In my opinion, Hernandez has a limited ceiling, even in the Patriots’ potent offense. Although fellow tight end Rob Gronkowski obviously doesn’t completely prevent Hernandez from lighting it up, having a Pro Bowl tight end as the first option over the middle of the field is still a drain on Hernandez’s fantasy upside. Unless Gronkowski gets hurt, I don’t think Hernandez can really break out.
But who really cares about my opinion? You should really just concern yourself with what the numbers say regarding Hernandez in 2013. In regards to his ceiling and floor, the Tight End Similarity Score app has a lot to say.
I’ve already used the apps to generate ceiling and floor projections for the draft’s elite quarterbacks, running backs, and wide receivers. As a refresher, the apps provide 20 “comparables” for each player, giving you an idea of the range of potential outcomes a player might experience. To calculate ceilings and floors, I’ve tracked the numbers for each player’s top four and bottom four comps, respectively, in each statistical category. In doing this, we can get a really strong sense of the risk and reward surrounding each player.
At the tight end position, two players—Gronkowski and Jimmy Graham—stand out above the rest with ADPs of 1.11 and 2.03, respectively. A tier below, Hernandez checks in at third at 3.08, and Jason Witten is getting drafted fourth at 4.02.
Below, I graphed the potential upside for those top four tight ends based on their top comps. I used PPR scoring.
Not surprisingly, Gronkowski and Graham lead the pack. Gronkowski’s upside in particular is outstanding, as his peak season is 1.7 points per game higher than Graham’s. More important, the numbers seem to confirm my suspicion that Hernandez isn’t necessarily a high-upside player. His top comps have posted 1.1 points per game lower than Witten—a soon-to-be 31-year old.
Worse, Hernandez doesn’t possess a very high floor, either, i.e. he’s not really a safe pick.
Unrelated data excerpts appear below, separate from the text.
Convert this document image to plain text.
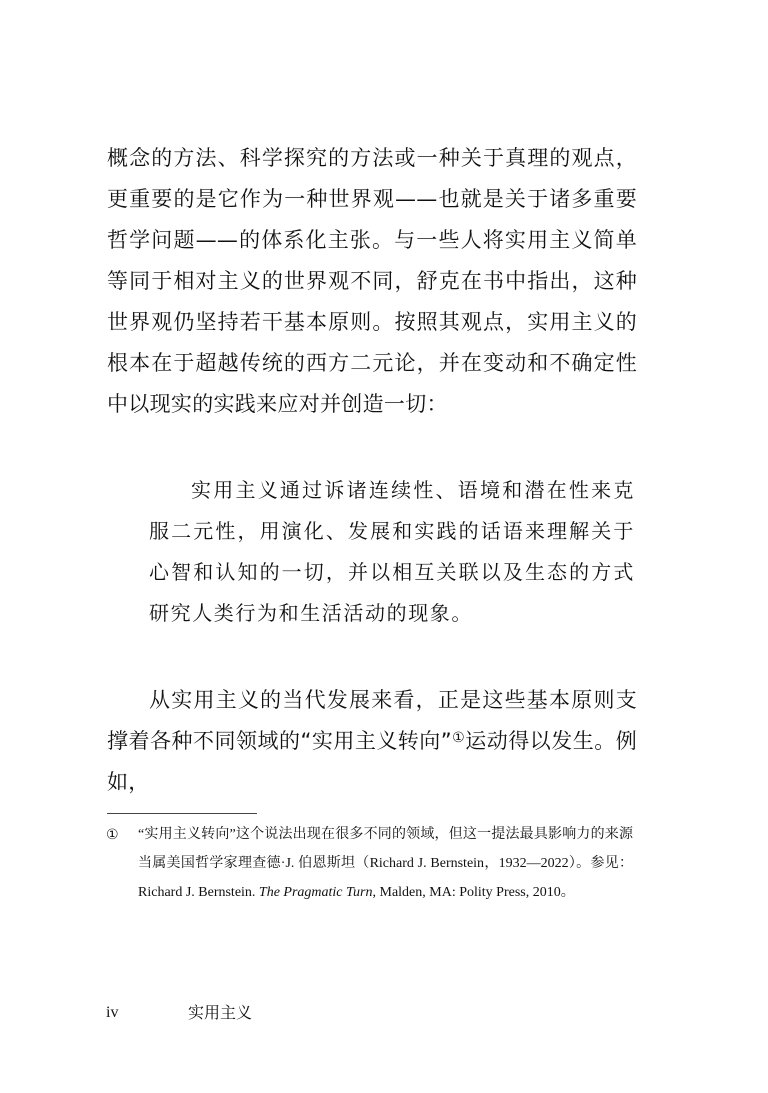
概念的方法、科学探究的方法或一种关于真理的观点，更重要的是它作为一种世界观——也就是关于诸多重要哲学问题——的体系化主张。与一些人将实用主义简单等同于相对主义的世界观不同，舒克在书中指出，这种世界观仍坚持若干基本原则。按照其观点，实用主义的根本在于超越传统的西方二元论，并在变动和不确定性中以现实的实践来应对并创造一切：

实用主义通过诉诸连续性、语境和潜在性来克服二元性，用演化、发展和实践的话语来理解关于心智和认知的一切，并以相互关联以及生态的方式研究人类行为和生活活动的现象。

从实用主义的当代发展来看，正是这些基本原则支撑着各种不同领域的“实用主义转向”①运动得以发生。例如，

① “实用主义转向”这个说法出现在很多不同的领域，但这一提法最具影响力的来源当属美国哲学家理查德·J. 伯恩斯坦（Richard J. Bernstein，1932—2022）。参见：Richard J. Bernstein. The Pragmatic Turn, Malden, MA: Polity Press, 2010。

iv	实用主义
Again, Hernandez checks in below Witten. The production of his bottom four comps is just 77 percent of that for Graham’s comps. Adding the ceiling and floor production numbers together, we can get a good idea of the risk/reward surrounding each tight end.
1. Rob Gronkowski: 26.9
2. Jimmy Graham: 25.6
3. Jason Witten: 22.8
4. Aaron Hernandez: 21.4
No matter how you slice it, Hernandez simply isn’t worth his current third-round ADP. He has just a miniscule probability of going for 1,200/10, and there’s good evidence that he shouldn’t even get drafted ahead of Witten in PPR leagues.